WTAJ Originals: Looking back at Bernie Punt’s career

Daily Originals

From Elton John and Billy Joel to Dolly Parton, and Alan Jackson…all have played at the Bryce Jordan Center.

But since it’s beginnings, one man has worked behind the scenes to make every show go on.

After 23 vigorous years serving as the Director of Sales and Marketing at the Bryce Jordan Center (BJC), Bernie Punt feels its time stop and take a deep breath.

As Bernie Punt looks toward retirement, he laughs at all the fun and crazy memories from his career.

Like the time he convinced Garth Brooks’ promoter to give the BJC an extra show after the last one sold out with many more in line.

“I remember being at a local UniMart, store in Bellefonte, on the phone with the promoter…determining how many people were in line, and he was calling all different other ticket outlets, and back then we had still probably 300 or 400 people in line and we already sold out five or six shows,” said Punt. “And these people…. I had to hold up an old phone on a pay phone, and they were gonna scream, ‘he’s not gonna escape alive if there’s not another show added’. I can remember the promoter yelling, ‘we’ll save ya, Bernie, we’ll add another show.'”

“Another highlight was probably Paul McCartney…that was a tough show to get. Here is a surviving Beatle,” said Punt. “There was a couple of us in this building that actually endured a four-hour interview with their management who flew from England and interviewed us…and I guess we passed the audition.”

Punt must have had that magic touch, which he calls confidence, to help get the headliners to Happy Valley.

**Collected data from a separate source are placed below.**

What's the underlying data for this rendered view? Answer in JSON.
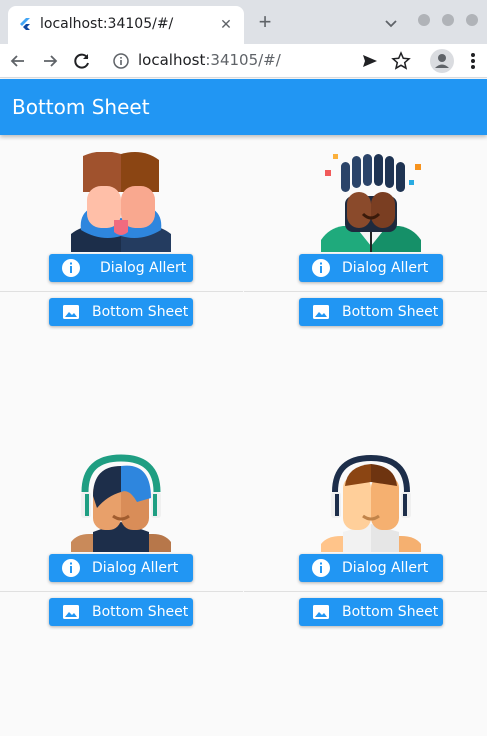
{
  "browser": {
    "tab_title": "localhost:34105/#/",
    "url_host": "localhost",
    "url_rest": ":34105/#/",
    "icons": [
      "flutter-icon",
      "close-icon",
      "plus-icon",
      "chevron-down-icon",
      "back-icon",
      "forward-icon",
      "reload-icon",
      "info-icon",
      "send-icon",
      "star-icon",
      "profile-icon",
      "more-icon"
    ]
  },
  "appbar": {
    "title": "Bottom Sheet"
  },
  "cards": [
    {
      "dialog_label": "Dialog Allert",
      "sheet_label": "Bottom Sheet"
    },
    {
      "dialog_label": "Dialog Allert",
      "sheet_label": "Bottom Sheet"
    },
    {
      "dialog_label": "Dialog Allert",
      "sheet_label": "Bottom Sheet"
    },
    {
      "dialog_label": "Dialog Allert",
      "sheet_label": "Bottom Sheet"
    }
  ],
  "colors": {
    "primary": "#2196f3",
    "tab_bar": "#dee1e6"
  }
}
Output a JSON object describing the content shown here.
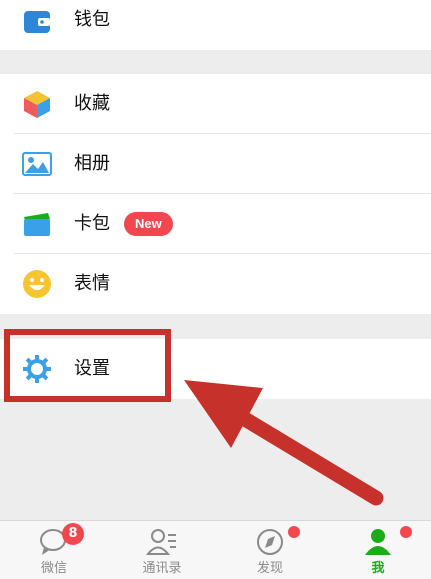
{
  "menu": {
    "wallet_label": "钱包",
    "favorites_label": "收藏",
    "album_label": "相册",
    "cards_label": "卡包",
    "cards_badge": "New",
    "stickers_label": "表情",
    "settings_label": "设置"
  },
  "tabbar": {
    "tabs": [
      {
        "label": "微信",
        "badge": "8"
      },
      {
        "label": "通讯录"
      },
      {
        "label": "发现"
      },
      {
        "label": "我"
      }
    ]
  },
  "colors": {
    "accent_green": "#1aad19",
    "badge_red": "#f2474f",
    "annotation_red": "#c7312b"
  }
}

“It’s easy to bring it to a major market…in order for a show to come to our market,” he said, “you have to really have confidence with the promoters that want to bring the show in…”

And bring in the shows he did.

“I’ve been here with over 15.5 million visitors…over thousands of events in the building…and yes, I am counting, 710 touring events that I was a part of.”

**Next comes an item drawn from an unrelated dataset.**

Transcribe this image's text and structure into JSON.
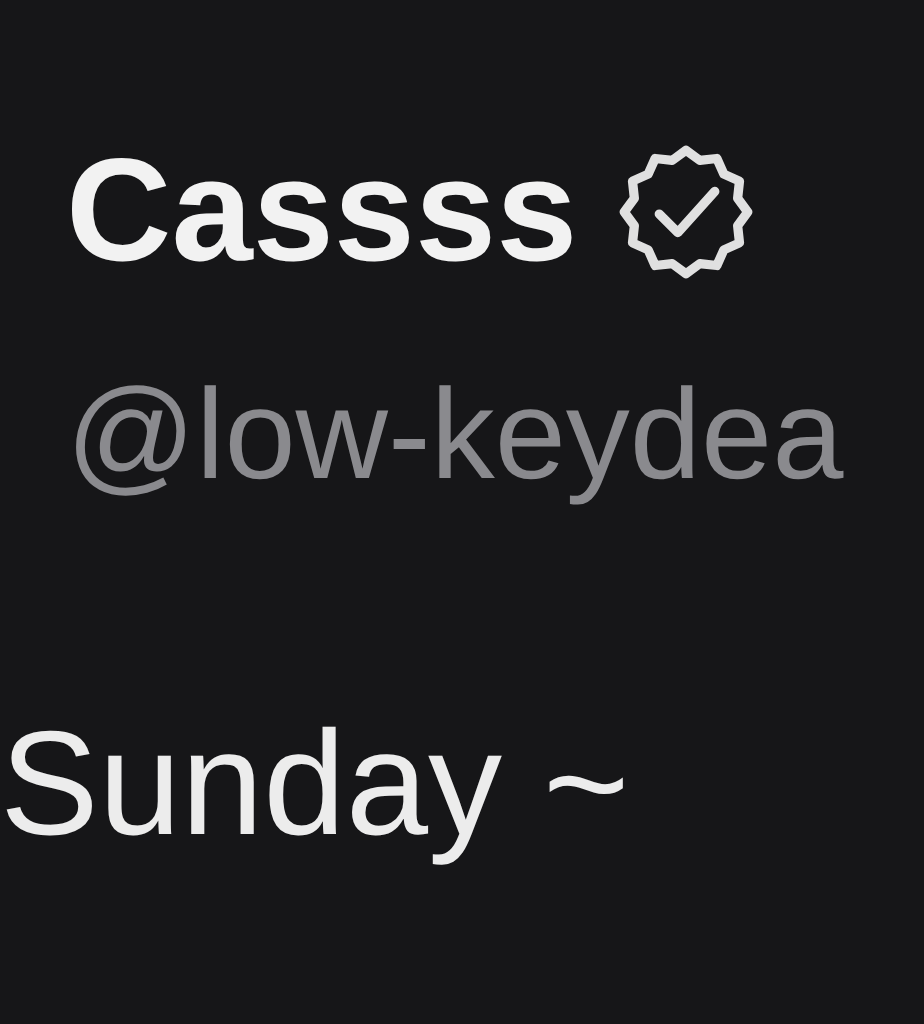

But of all the shows he’s organized, there’s one that he’ll never forget.

“We had a show here in 2006. It was an event…it was the five-year anniversary of 9/11. This was probably my most rewarding event I worked and was a part of…it was called Operation Salute, where we honored 20,000 military and their families and we had the whole community get involved.”

After the years of hard work, thousands of emails a day, and tough negotiations to get acts into town…it was all worth it.

“When the artist walks out on stage and the crowd goes crazy…I will miss that it’s like a drug. It’s that adrenaline and knowing that you were somehow part of that, with these people in the building…that’s what I’ll miss,” he said.

Ironically, Punt’s last day is the anniversary of the BJC’s very first show, a fitting way to say see you later…but not goodbye.

“I’m gonna catch up on my life, I’m gonna catch up on my family, and I’ll still be involved…that’s all I’ll say,” said Punt.